Graphical Processing Unit (GPU)
Throughout the 2000s, companies like NVIDIA and AMD invested billions of dollars in developing fast, massively parallel chips (GPUs) for video games to render complex 3D scenes in real time on the computer screen.

This investment came to benefit the scientific community when, in 2007, NVIDIA launched CUDA, a programming interface for its line of GPUs.

Deep neural networks, consisting mostly of many small matrix multiplications, are also highly parallelizable using GPUs.

Data

💡 AI is sometimes heralded as the new industrial revolution.
If deep learning is the steam engine of this revolution, then data is its coal: the raw material that powers our intelligent machines, without which nothing would be possible.

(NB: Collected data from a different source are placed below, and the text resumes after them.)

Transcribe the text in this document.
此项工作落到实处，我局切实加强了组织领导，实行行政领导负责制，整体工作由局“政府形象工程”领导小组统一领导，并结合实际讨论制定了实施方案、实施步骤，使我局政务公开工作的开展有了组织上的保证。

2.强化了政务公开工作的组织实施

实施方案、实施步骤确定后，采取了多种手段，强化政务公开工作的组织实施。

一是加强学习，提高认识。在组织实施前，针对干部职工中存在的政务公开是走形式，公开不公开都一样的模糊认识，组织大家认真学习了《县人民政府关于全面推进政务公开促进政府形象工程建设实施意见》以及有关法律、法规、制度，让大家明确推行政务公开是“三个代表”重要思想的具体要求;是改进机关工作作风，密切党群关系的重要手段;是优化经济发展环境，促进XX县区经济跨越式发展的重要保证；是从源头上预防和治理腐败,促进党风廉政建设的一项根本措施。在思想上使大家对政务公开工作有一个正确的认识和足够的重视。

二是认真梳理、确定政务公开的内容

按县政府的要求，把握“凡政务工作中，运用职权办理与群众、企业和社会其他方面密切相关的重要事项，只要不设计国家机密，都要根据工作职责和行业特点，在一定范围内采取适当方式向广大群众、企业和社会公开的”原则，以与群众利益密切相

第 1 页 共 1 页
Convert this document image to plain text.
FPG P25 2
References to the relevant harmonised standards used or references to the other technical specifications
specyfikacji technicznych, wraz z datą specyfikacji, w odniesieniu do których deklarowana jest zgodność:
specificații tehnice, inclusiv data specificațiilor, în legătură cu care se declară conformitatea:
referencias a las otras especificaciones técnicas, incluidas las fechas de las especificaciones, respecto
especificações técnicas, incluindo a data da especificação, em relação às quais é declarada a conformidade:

🌐 When it comes to data, in addition to the exponential progress in storage hardware over the past 20 years (following Moore’s law), the game changer has been the rise of the internet, making it feasible to collect and distribute very large datasets for machine learning.

Today, large companies work with image datasets, video datasets, and natural language datasets that could not have been collected without the internet.

Algorithmic Advances

In addition to hardware and data, until the late 2000s, we were missing a reliable way to train very deep neural networks.
As a result, neural networks were still fairly shallow, using only one or two layers of representations; thus, they weren’t able to shine against more-refined shallow methods such as SVMs and Random Forests.

  • The key issue was that of gradient propagation through deep stacks of layers.
  • The feedback signal used to train neural networks would fade away as the number of layers increased.

🎯 This changed around 2009–2010 with the advent of several simple but important algorithmic improvements that allowed for better gradient propagation:

  • Better activation functions for neural layers, such as ReLU.
  • Better weight-initialization schemes, such as, He (2015) and Xavier initialization (2010).
  • Better optimization schemes, such as RMSProp (2012) and Adam (2014).
  • Advanced ways to improve gradient propagation were discovered, such as batch normalization (2015), residual connections (2015).